O Ephemera tratou de relembrar uns cartazes da juventude de um partido que muitos consideram centrista, de centro-direita – vá! -, um partido de respeitabilidade como outro qualquer (seja lá isso o que for). Pode não ser uma surpresa, e foi bastante falado quando esses cartazes vieram a público, mas a recordação dada serve como motivo para voltar ao assunto.

A Juventude Popular tem dois conceitos – Segurança e Liberdade – que não têm o mesmo significado que seria habitual. Segurança é o Estado a proteger criminosos, deixando no ar quem nos protege a «nós» (quem?). Liberdade é poder escolher a relação que se tem com o Estado – não a que se tem com e no mundo, com as pessoas. É uma forma mecânica de ver a vida. Os sonhos da liberdade são roubados pelo Estado e distribuídos a quem «nada quer fazer» (quem?).

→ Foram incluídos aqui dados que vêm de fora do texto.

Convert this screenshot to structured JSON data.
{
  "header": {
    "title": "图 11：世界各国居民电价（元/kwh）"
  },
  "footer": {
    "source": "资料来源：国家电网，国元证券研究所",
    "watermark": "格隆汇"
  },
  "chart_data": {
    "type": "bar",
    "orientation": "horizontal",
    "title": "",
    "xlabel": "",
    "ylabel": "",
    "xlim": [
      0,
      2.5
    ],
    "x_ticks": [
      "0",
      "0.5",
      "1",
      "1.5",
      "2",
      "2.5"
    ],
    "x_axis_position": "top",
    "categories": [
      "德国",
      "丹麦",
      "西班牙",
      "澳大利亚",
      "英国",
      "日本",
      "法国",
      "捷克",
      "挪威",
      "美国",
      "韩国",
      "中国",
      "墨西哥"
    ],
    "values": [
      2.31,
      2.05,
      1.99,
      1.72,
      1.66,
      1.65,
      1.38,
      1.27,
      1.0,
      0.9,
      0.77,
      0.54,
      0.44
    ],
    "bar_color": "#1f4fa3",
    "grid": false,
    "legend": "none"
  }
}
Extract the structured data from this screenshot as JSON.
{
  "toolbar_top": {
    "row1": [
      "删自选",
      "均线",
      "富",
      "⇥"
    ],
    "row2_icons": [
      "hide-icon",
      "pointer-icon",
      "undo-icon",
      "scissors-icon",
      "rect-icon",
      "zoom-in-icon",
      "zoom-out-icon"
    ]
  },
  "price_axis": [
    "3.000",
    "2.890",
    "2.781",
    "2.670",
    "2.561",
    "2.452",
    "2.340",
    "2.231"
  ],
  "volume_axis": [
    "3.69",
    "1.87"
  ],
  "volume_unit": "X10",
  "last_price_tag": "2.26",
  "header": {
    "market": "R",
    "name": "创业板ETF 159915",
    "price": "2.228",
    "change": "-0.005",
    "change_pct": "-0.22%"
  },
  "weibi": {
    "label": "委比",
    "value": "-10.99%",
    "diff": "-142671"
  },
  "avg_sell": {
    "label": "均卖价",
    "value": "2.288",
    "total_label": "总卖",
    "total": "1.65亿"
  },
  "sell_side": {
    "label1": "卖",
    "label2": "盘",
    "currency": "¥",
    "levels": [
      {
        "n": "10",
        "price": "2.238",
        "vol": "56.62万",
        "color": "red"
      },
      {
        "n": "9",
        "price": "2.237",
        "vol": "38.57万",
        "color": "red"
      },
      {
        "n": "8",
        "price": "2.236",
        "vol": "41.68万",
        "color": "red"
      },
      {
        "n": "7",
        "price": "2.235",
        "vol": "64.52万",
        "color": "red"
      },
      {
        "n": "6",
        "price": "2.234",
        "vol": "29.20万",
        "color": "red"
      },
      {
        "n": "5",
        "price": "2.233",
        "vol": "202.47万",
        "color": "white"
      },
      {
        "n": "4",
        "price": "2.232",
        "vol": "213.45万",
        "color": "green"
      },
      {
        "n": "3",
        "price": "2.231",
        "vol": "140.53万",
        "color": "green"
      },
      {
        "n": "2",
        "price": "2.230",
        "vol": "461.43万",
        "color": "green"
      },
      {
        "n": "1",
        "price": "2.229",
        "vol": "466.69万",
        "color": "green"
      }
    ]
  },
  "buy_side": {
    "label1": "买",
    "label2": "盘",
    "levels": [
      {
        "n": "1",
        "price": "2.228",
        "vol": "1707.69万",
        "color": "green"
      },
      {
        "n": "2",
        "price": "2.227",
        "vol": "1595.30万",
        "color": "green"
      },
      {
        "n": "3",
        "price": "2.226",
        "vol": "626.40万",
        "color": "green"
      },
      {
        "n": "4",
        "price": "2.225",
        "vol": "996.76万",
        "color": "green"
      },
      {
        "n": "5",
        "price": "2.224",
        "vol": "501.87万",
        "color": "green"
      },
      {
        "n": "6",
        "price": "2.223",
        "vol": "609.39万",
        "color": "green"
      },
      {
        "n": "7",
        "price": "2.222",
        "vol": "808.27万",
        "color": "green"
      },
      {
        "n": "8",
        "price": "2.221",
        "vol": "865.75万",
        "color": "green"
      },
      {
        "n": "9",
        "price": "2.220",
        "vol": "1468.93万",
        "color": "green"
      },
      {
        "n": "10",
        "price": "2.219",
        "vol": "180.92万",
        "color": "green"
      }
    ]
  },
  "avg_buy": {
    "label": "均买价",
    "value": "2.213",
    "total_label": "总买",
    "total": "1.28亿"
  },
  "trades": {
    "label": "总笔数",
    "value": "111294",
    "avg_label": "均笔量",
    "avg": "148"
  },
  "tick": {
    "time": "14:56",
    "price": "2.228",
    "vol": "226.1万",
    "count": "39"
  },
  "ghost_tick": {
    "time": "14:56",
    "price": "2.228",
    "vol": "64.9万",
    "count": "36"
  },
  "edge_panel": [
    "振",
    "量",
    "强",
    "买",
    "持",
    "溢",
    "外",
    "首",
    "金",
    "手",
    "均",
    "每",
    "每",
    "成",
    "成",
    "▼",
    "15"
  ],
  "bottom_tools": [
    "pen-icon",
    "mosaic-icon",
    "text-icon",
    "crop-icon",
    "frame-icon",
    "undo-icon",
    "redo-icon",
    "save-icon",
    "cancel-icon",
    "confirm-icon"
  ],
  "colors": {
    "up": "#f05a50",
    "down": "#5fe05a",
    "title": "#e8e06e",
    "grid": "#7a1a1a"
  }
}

Depois, quais são os problemas que existem para a Juventude Popular? Não escolher a escola onde se quer estudar – fazendo alusão ao cheque-oferta, uma forma de financiamento do ensino privado -, o Jorge, que trabalha todas as noites em bares para pagar os estudos, mas o Estado tira-lhe 20% do ordenado para «dar a quem não quer trabalhar» (quem?) – não há reflexão possível sobre quanto lhe tira o patrão, sobre a necessidade absurda de se ter que pagar estudos e ainda goza com a percentagem emergente de desempregados.

Claro que isto não surpreende. Mas é preciso avisar do que se passa por aquele lado, antes que seja tarde.

E assim começa a minha história no 5dias – olá!